CMS finalized its proposal to publicly report the Percent of Residents Experiencing One or More Major Falls with Injury measure and Application of Percent of Long-Term Care Hospital Patients with an Admission and Discharge Functional Assessment and a Care Plan that Addresses Function measure beginning in April 2022. An HHA's performance on these measures is currently available in the agency’s confidential feedback reports. The HHA's HHQRP measure scores for these two measures would additionally be made available for review on the Home Health Provider Preview Report, which would be issued in January 2022, three months in advance of the inaugural display of these measures on Care Compare.
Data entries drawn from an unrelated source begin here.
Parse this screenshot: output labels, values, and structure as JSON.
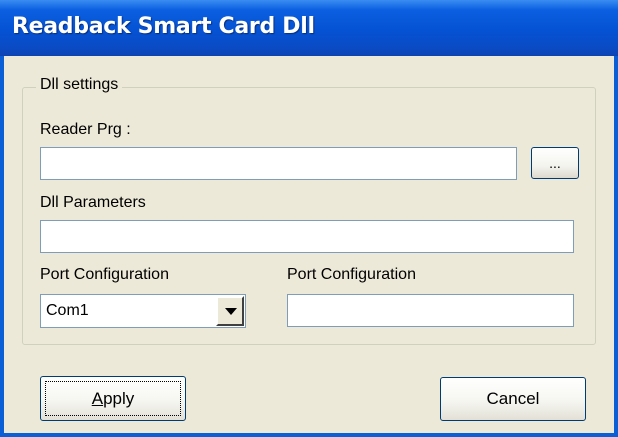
{
  "window": {
    "title": "Readback Smart Card Dll"
  },
  "group": {
    "label": "Dll settings"
  },
  "reader_prg": {
    "label": "Reader Prg :",
    "value": "",
    "browse_label": "..."
  },
  "dll_parameters": {
    "label": "Dll Parameters",
    "value": ""
  },
  "port_config_left": {
    "label": "Port Configuration",
    "selected": "Com1"
  },
  "port_config_right": {
    "label": "Port Configuration",
    "value": ""
  },
  "buttons": {
    "apply": "Apply",
    "cancel": "Cancel"
  },
  "icons": {
    "dropdown": "chevron-down-icon"
  },
  "colors": {
    "title_bar": "#0552d4",
    "window_border": "#0a5fd6",
    "dialog_background": "#ece9d8",
    "input_border": "#7f9db9",
    "button_border": "#003c74"
  }
}
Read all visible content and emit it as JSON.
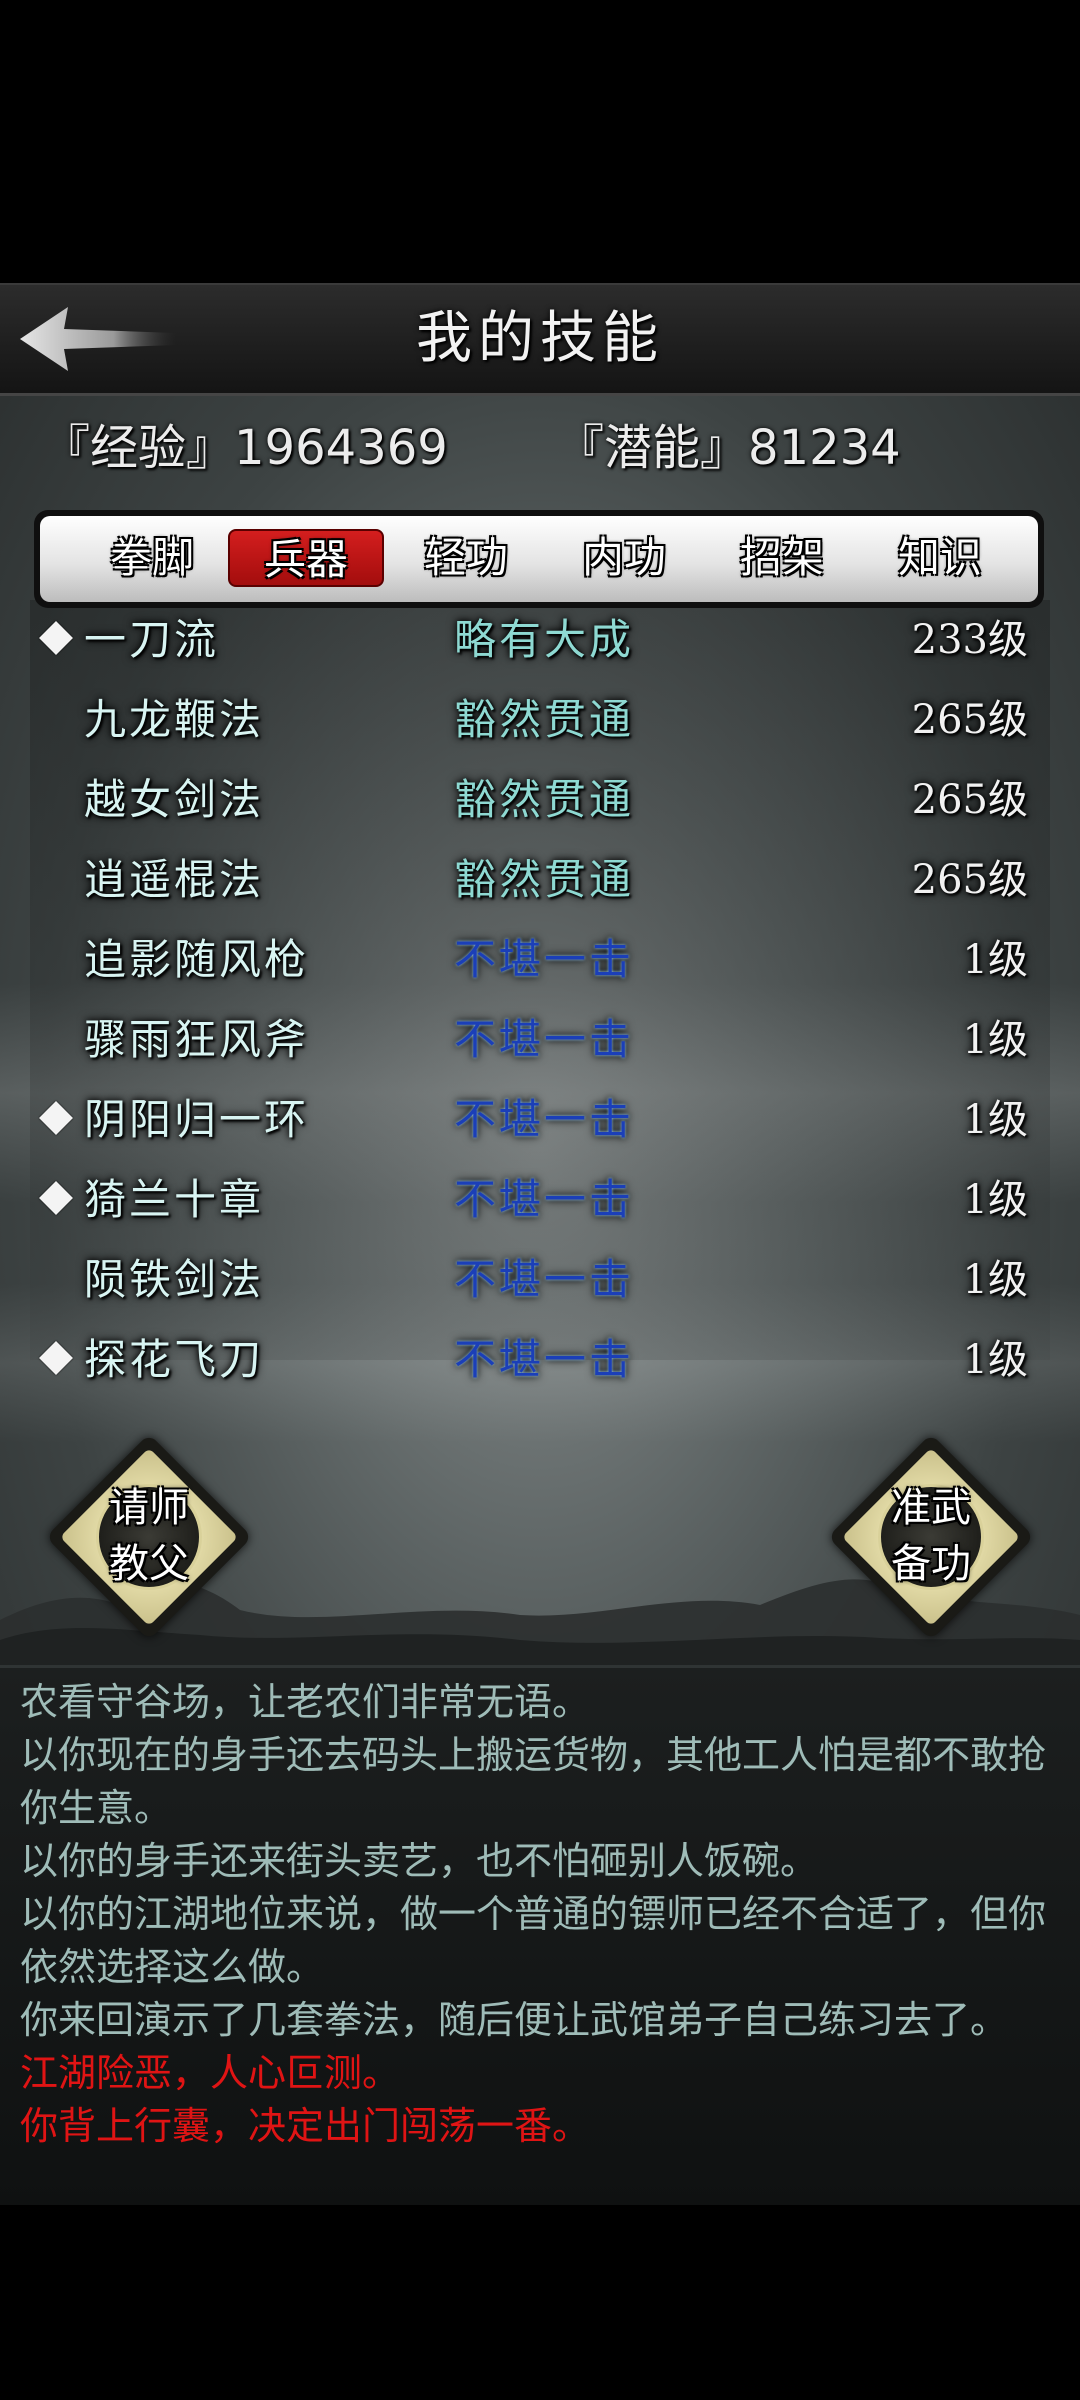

Due to the PHE, in May 2020 through an interim final rule with comment (IFC), CMS delayed the requirement for HHAs to begin reporting the Transfer of Health (TOH) information to PAC and the TOH Information to the Patient-Post-Acute Care measures and the requirement for HHAs to begin reporting certain Standardized Patient Assessment Data Elements to January 1 of the year that is at least one full calendar year after the end of the COVID-19 PHE. CMS also delayed the adoption of the updated version of the OASIS-E assessment instrument for which HHAs would report the TOH measures and certain Standardized Patient Assessment Data Elements (SPADEs) to January 1 of the year that is at least one full calendar year after the end of the COVID-19 PHE. CMS is finalizing its proposal to revise the compliance date from the IFC to January 1, 2023, even though there is not a set end date for the PHE. CMS reiterated that it would provide the training and education for HHAs to be prepared for this implementation and stated it would release a draft of the updated version of the OASIS instrument, OASIS-E, in early 2022 if January 1, 2023, is finalized as proposed.